If I want to actually kill the query, I can do it with the same meta-query my client used automatically upon C-c:
mysql> KILL QUERY 183; Query OK, 0 rows affected (0.02 sec)
Et voilĂ :
mysql> SHOW PROCESSLIST \G *************************** 1. row *************************** Id: 185 User: guest Host: OPUS.MIT.EDU:37940 db: youtomb Command: Query Time: 0 State: NULL Info: SHOW PROCESSLIST 1 row in set (0.00 sec)
Now, why would you or I care? After all, nobody in their right mind goes about hitting control-backslash or employing equally messy means to kill their MySQL clients. And control-C behaves just as you’d hope — so long as you are using the mysql
command-line client.
Where the story isn’t so good is on a typical other client program. The KILL
behavior on control-C is a feature of the mysql
program, not of the MySQL C API. (If you think about it, it involves installing a signal handler — not something a well-behaved library will just do.) And because it’s not a feature of the MySQL C API, it’s probably not a feature of your favorite language’s MySQL bindings, which wrap that API. In particular, I know it’s not a feature of MySQLdb, the leading Python bindings.
So suppose you write a Python script to do some MySQL queries… and you have a big honking table in your database, and you write an inefficient query… and the query planner resorts to copying most of the table to a temporary table… and after a couple of hours you kill the Python script with control-C or kill
or some other means because it’s taking forever. The query will keep running. And the next day maybe it’s copied enough that it fills up your disk, and the database has an outage.
I wish that were a hypothetical. Fortunately, the MySQL server will then remove the temporary table and the disk will have space again. If you’re lucky, the server will even come back up.

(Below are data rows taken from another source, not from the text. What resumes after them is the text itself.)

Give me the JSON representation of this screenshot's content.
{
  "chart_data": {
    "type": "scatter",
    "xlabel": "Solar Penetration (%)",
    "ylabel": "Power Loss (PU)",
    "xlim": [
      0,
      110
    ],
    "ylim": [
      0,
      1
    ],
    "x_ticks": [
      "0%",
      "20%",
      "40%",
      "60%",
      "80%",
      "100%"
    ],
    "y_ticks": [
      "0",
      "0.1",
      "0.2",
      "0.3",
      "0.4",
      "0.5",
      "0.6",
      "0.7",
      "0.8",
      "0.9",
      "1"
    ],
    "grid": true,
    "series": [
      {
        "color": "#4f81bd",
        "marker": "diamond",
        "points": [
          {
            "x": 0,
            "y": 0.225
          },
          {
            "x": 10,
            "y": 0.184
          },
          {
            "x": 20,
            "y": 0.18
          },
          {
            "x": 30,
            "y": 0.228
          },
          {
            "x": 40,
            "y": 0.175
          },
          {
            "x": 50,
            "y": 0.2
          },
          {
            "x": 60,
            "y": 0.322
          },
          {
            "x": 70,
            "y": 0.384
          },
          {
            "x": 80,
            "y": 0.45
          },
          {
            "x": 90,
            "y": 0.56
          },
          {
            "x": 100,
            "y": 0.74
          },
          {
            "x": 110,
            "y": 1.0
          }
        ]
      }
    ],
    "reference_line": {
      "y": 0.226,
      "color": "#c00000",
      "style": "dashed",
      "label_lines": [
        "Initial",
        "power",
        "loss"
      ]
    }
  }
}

Lesson: when you want to kill a MySQL query, make sure it dies. Use SHOW PROCESSLIST
to check and KILL QUERY
to kill.
“I wish that were a hypothetical.” At least it’s nice to have something to blog about
David
28 Jun 10 at 8:47 am
Hm. Do you think Python MySQL bindings should put KILL QUERY in their destructor so that when the stack unwinds from KeyboardInterupt and similar, the query terminates?
Geoffrey Thomas
27 Jul 10 at 11:16 am
Geoffrey: Yes, that would be a good idea.
The potential downside is if you’re doing some kind of data manipulation or data definition query, like UPDATE or CREATE INDEX, and it takes a long time and for some reason your program dies in the middle. You might have wanted it to finish, but the query would be killed. But (a) that’s how the command-line client deliberately behaves; (b) maybe the reason it died is that the user decided they *didn’t* want it to finish, and rushed to interrupt it; (c) if you depend on the server finishing your work after something goes wrong with your program, then you are playing with fire anyway.
I guess now you’ll tell me I should submit a patch to python-mysqldb, and you’ll probably be right. =) That library’s old enough now, though, that they might reasonably be too conservative to take it.